Bestimmte Umweltfaktoren aktivieren aber Enzyme, welche ihrerseits Methylgruppen (-CH3) an die Histone der Chromosomen setzen. Man spricht hier von einer Methylierung der DNA, obwohl die Methylgruppen sich hauptsächlich an die Histone setzen. Die Folge einer solchen Methylierung ist, dass sich die DNA wieder verdichtet, die Nucleosomen lagern sich enger zusammen, und die RNA-Polymerase kann keine Transkription mehr durchführen - oder nur noch unter erschwerten Bedingungen, also sehr langsam.

Das wäre ja alles noch nicht besonders interssant und würde lediglich als Spezialfall einer besonders raffinierten Genregulation durchgehen, wenn nicht dieses Methylierungsmuster weitervererbt werden würde. Und genau das hat man bei Pflanzen und auch bei Tieren gefunden. Im Augenblick forscht man nach, ob auch beim Menschen die DNA-Methylierung eine Rolle spielt und ob auch beim Menschen das Methylierungsmuster weitervererbt werden kann.

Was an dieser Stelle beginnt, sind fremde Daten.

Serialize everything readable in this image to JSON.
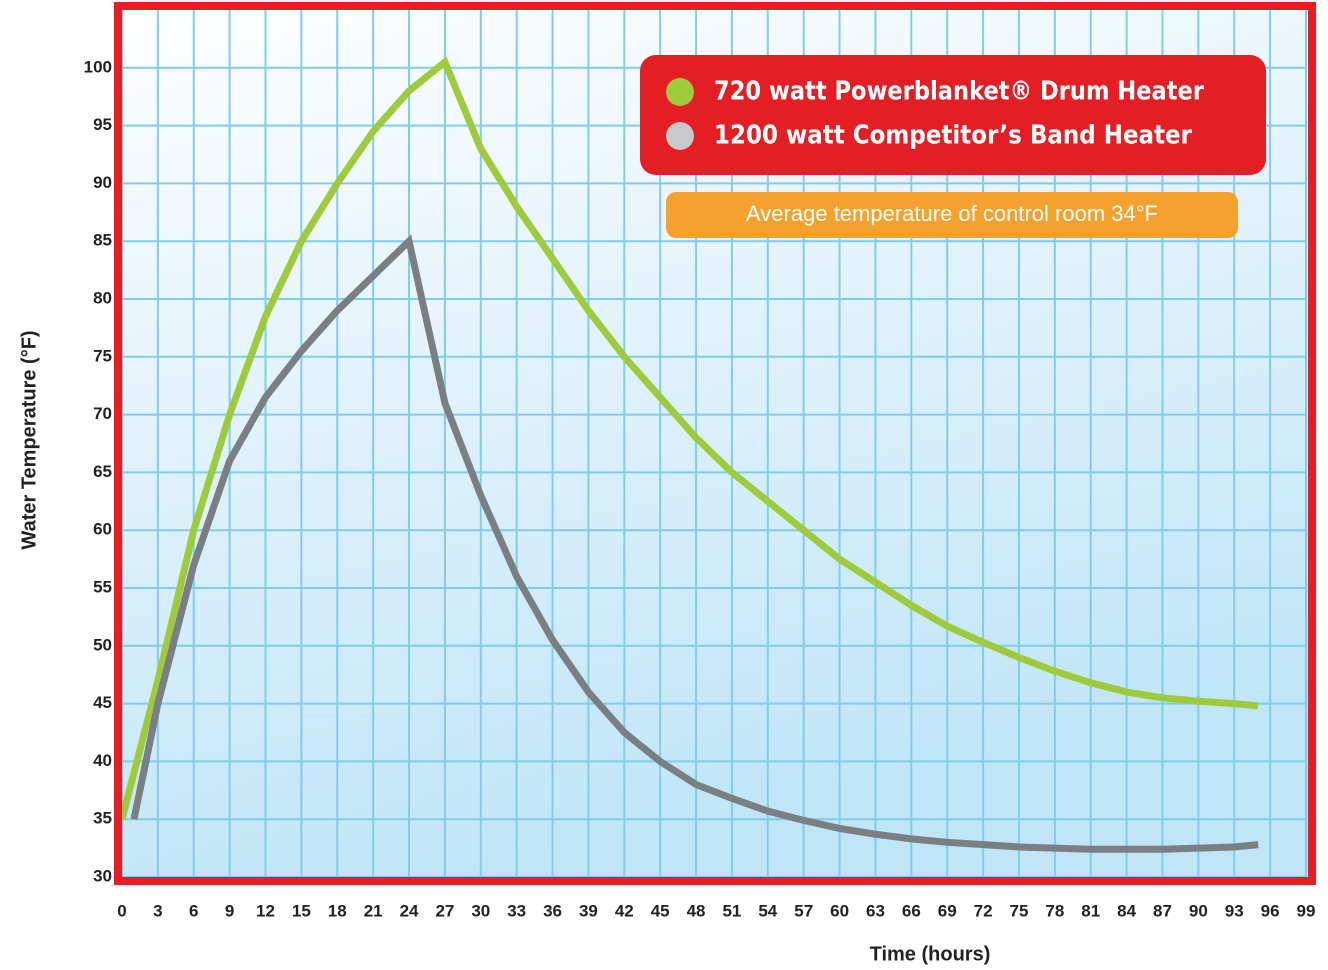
{
  "chart_data": {
    "type": "line",
    "y_label": "Water Temperature (°F)",
    "x_label": "Time (hours)",
    "annotation": "Average temperature of control room 34°F",
    "xlim": [
      0,
      99
    ],
    "ylim": [
      30,
      105
    ],
    "xticks": [
      0,
      3,
      6,
      9,
      12,
      15,
      18,
      21,
      24,
      27,
      30,
      33,
      36,
      39,
      42,
      45,
      48,
      51,
      54,
      57,
      60,
      63,
      66,
      69,
      72,
      75,
      78,
      81,
      84,
      87,
      90,
      93,
      96,
      99
    ],
    "yticks": [
      30,
      35,
      40,
      45,
      50,
      55,
      60,
      65,
      70,
      75,
      80,
      85,
      90,
      95,
      100
    ],
    "grid": true,
    "series": [
      {
        "name": "720 watt Powerblanket® Drum Heater",
        "color": "#9dcb3c",
        "x": [
          0,
          3,
          6,
          9,
          12,
          15,
          18,
          21,
          24,
          27,
          30,
          33,
          36,
          39,
          42,
          45,
          48,
          51,
          54,
          57,
          60,
          63,
          66,
          69,
          72,
          75,
          78,
          81,
          84,
          87,
          90,
          93,
          95
        ],
        "values": [
          35,
          47,
          60,
          70,
          78.5,
          85,
          90,
          94.5,
          98,
          100.5,
          93,
          88,
          83.5,
          79,
          75,
          71.5,
          68,
          65,
          62.5,
          60,
          57.5,
          55.5,
          53.5,
          51.7,
          50.3,
          49,
          47.8,
          46.8,
          46,
          45.5,
          45.2,
          45,
          44.8
        ]
      },
      {
        "name": "1200 watt Competitor’s Band Heater",
        "color": "#7a7f84",
        "x": [
          1,
          3,
          6,
          9,
          12,
          15,
          18,
          21,
          24,
          27,
          30,
          33,
          36,
          39,
          42,
          45,
          48,
          51,
          54,
          57,
          60,
          63,
          66,
          69,
          72,
          75,
          78,
          81,
          84,
          87,
          90,
          93,
          95
        ],
        "values": [
          35,
          45,
          57,
          66,
          71.5,
          75.5,
          79,
          82,
          85,
          71,
          63,
          56,
          50.5,
          46,
          42.5,
          40,
          38,
          36.8,
          35.7,
          34.9,
          34.2,
          33.7,
          33.3,
          33,
          32.8,
          32.6,
          32.5,
          32.4,
          32.4,
          32.4,
          32.5,
          32.6,
          32.8
        ]
      }
    ]
  }
}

Dieses Spezialgebiet der Genetik wird als Epigenetik bezeichnet, und das Methylierungsmuster, das auf die Nachkommen weitergegeben werden kann, bezeichnet man als Epigenom.

Acetylierung der DNA

Eine andere Form der Beeinflussung ist die Acetylierung. An bestimmte Histon-Moleküle des Chromatins können Acetylgruppen angehängt werden. Dadurch lockert sich das Chromatin auf, so dass die RNA-Polymerase leichter transkribieren kann.

Epigenetik und Evolution

Epigenetische Vorgänge können bei der Evolution eine wichtige Rolle spielen, erlauben sie doch nicht nur eine rasche Modifikation des Phänotyps in Anpassung an veränderte Umweltbedingungen, sondern auch eine Weitervererbung dieser erworbenen Eigenschaften. Lamarck würde sich sicherlich freuen, wenn er dies noch miterleben könnte, hatte er doch genau das behauptet, dass erworbene Eigenschaften an die Nachkommen weitergegeben werden können.

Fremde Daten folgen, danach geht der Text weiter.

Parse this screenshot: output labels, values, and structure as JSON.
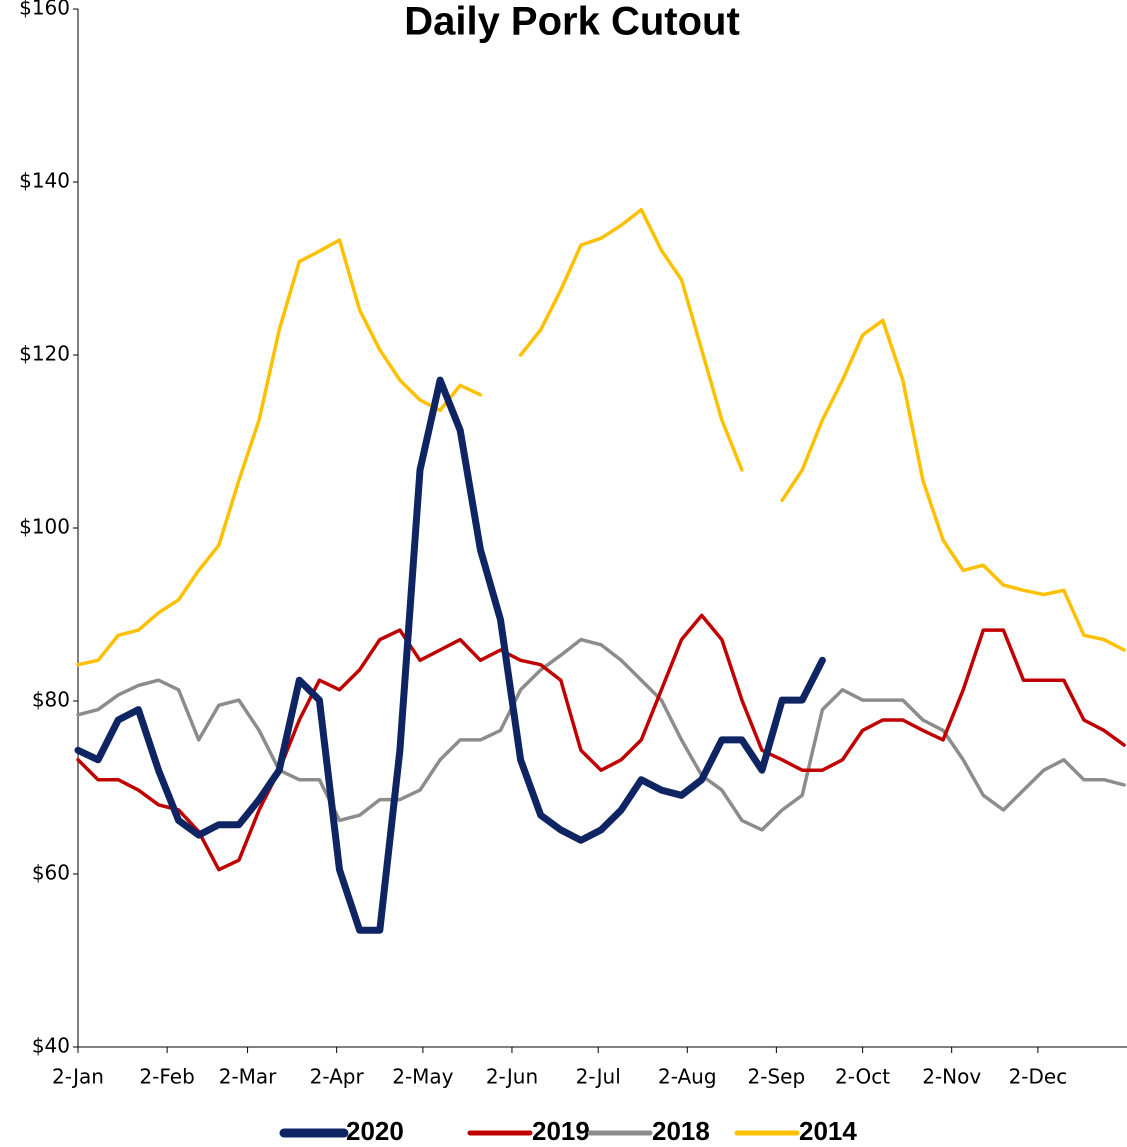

Allerdings scheinen die Erkenntnisse der Epigenetik eher dafür zu sprechen, dass solche erworbenen Eigenschaften zwar weitervererbt werden können, allerdings mit drei gravierenden Einschränkungen:

  1. Es werden längst nicht alle erworbenen Eigenschaften weitervererbt
  2. Nach drei oder spätestens vier Generationen "verdünnt" sich der Effekt wieder, die vererbten Eigenschaften verschwinden also langsam wieder aus der Erblinie. Eine Evolution im Sinne Lamarcks oder Darwins kann damit also nicht funktionieren.
  3. Neue Gene, die für neue Eigenschaften stehen, können durch epigenetische Prozesse nicht entstehen. Epigenetik beschränkt sich auf das An- und Abschalten bereits vorhandener Gene.